Jembrana, Bali (ANTARA) - PDAM Tirta Amertha Jati milik Pemerintah Kabupaten Jembrana, Bali menggandeng pihak swasta untuk melayani kebutuhan air bersih pelabuhan ikan internasional, yang rencananya dibangun di daerah tersebut.
"Kalau kami tangani sendiri investasinya sangat besar. Makanya kami menggandeng pihak swasta," kata Direktur PDAM Tirta Amertha Jati Gede Puriawan di Negara, Kabupaten Jembrana, Bali, Senin.
Dia mengatakan saat ini pihaknya sedang membahas serius dengan salah satu perusahaan untuk merealisasikan kerjasama pengadaan air bersih tersebut.

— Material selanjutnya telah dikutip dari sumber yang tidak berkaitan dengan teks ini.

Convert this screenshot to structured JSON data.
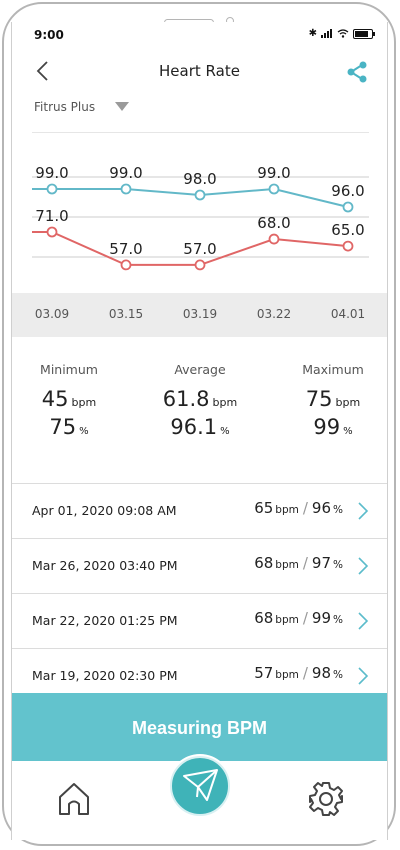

Dari pembahasan awal, kata dia, pihaknya berinvestasi untuk pembelian lahan, sementara pihak swasta bertanggungjawab untuk pembangunan gedung, infrastruktur serta sarana penunjang lainnya.

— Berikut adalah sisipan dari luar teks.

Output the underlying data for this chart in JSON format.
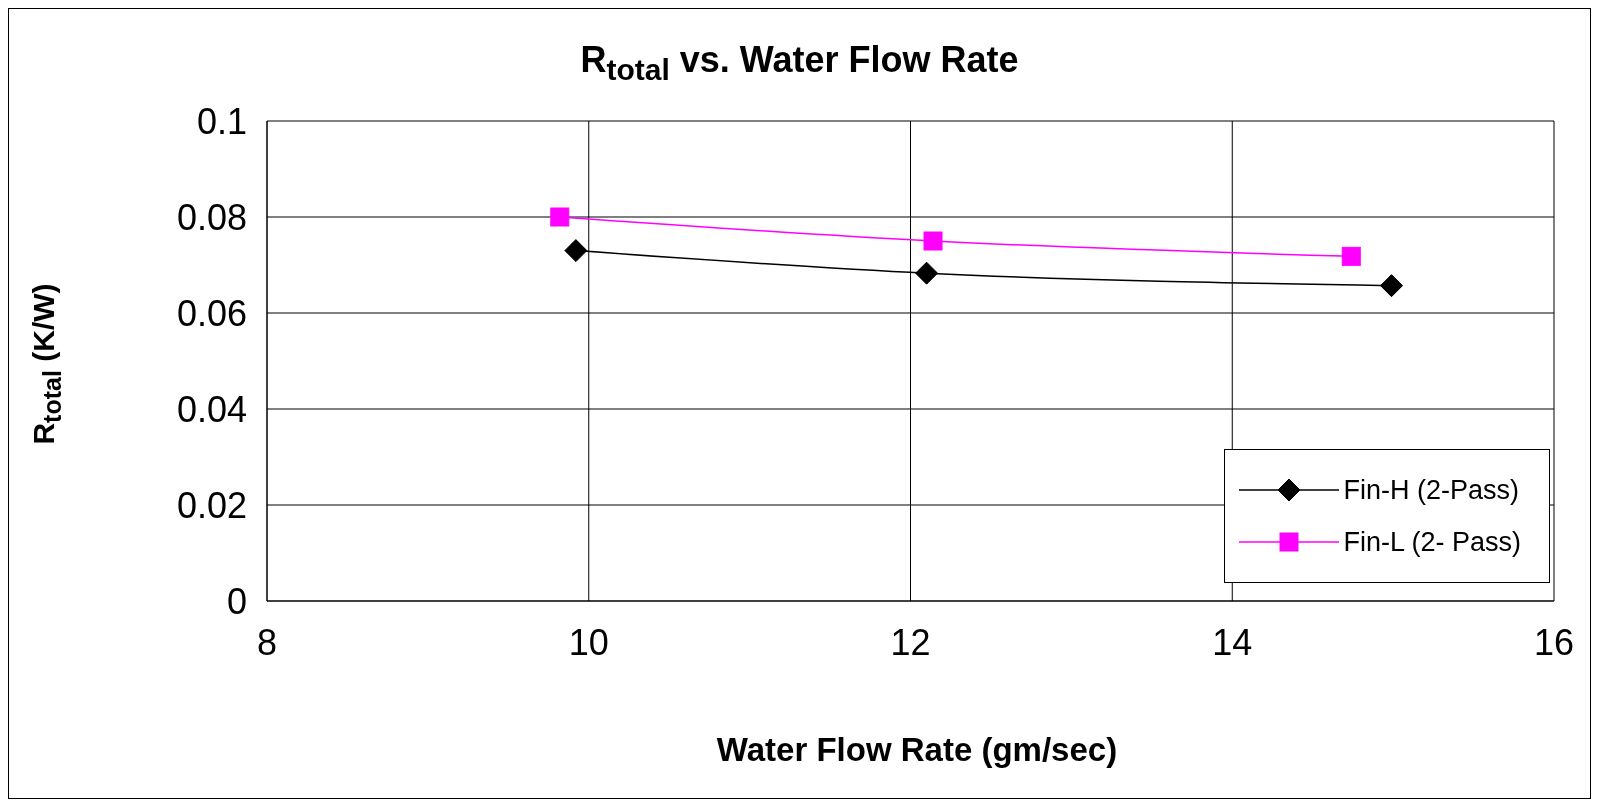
{
  "chart_data": {
    "type": "line",
    "title": "R$_{total}$ vs. Water Flow Rate",
    "xlabel": "Water Flow Rate (gm/sec)",
    "ylabel": "R$_{total}$ (K/W)",
    "series": [
      {
        "name": "Fin-H (2-Pass)",
        "color": "#000000",
        "marker": "diamond",
        "x": [
          9.92,
          12.1,
          14.99
        ],
        "values": [
          0.073,
          0.0683,
          0.0657
        ]
      },
      {
        "name": "Fin-L (2- Pass)",
        "color": "#ff00ff",
        "marker": "square",
        "x": [
          9.82,
          12.14,
          14.74
        ],
        "values": [
          0.08,
          0.075,
          0.0718
        ]
      }
    ],
    "xlim": [
      8,
      16
    ],
    "xticks": [
      8,
      10,
      12,
      14,
      16
    ],
    "ylim": [
      0,
      0.1
    ],
    "yticks": [
      0,
      0.02,
      0.04,
      0.06,
      0.08,
      0.1
    ],
    "grid": true,
    "legend": "bottom right"
  }
}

Pengolahan air bersih yang akan didistribusikan ke pelabuhan ikan internasional, berlokasi di Dusun Kumbading desa yang sama.
Karena terkait kebutuhan bahan baku air, pihaknya memilih lokasi yang berdekatan dengan aliran Sungai Ijogading.

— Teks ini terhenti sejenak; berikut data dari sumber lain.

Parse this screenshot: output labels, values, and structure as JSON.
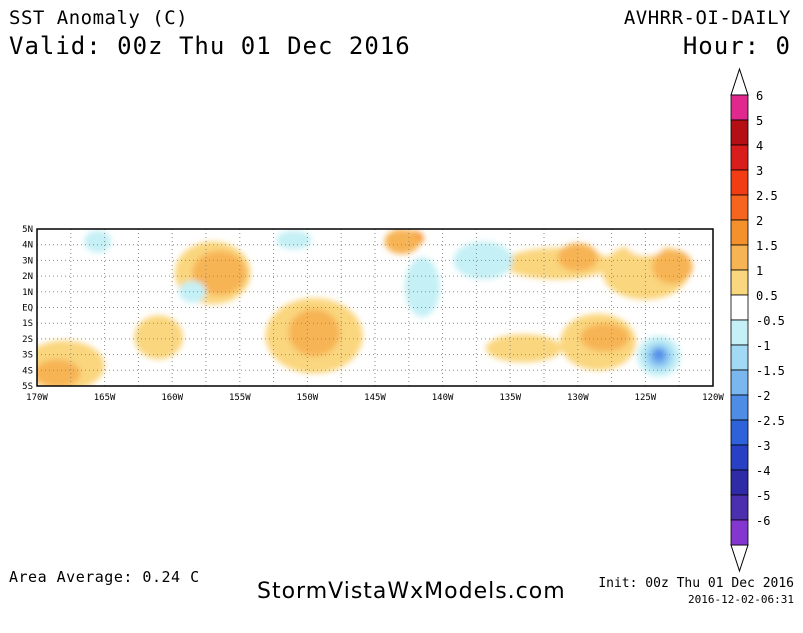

"Kami akan menggunakan air pada aliran sungai sebagai bahan baku. Aliran yang jauh dari hulu juga menjadi pertimbangan penting," katanya.
Menurut dia, jika mengambil air dari hulu sungai ada aturan neraca air yang harus dipatuhi sehingga volume debitnya terbatas.
Namun dengan air dari aliran sungai apalagi mendekati muara laut seperti di Dusun Kumbading, pihaknya lebih leluasa untuk menyedotnya.
Dari koordinasi dengan Kementerian Kelautan Dan Perikanan, dia mengatakan, debit air yang dibutuhkan di pelabuhan ikan internasional ini mencapai 110 liter per detik.
"Tapi kami akan naikkan debitnya di kisaran 150 liter perdetik untuk mengantisipasi perkembangan pelanggan sesuai arahan Pak Bupati," katanya.
Dalam prosesnya, PDAM akan melibatkan BPKP dan Kejaksaan agar proyek ini berjalan sesuai aturan perundang-undangan.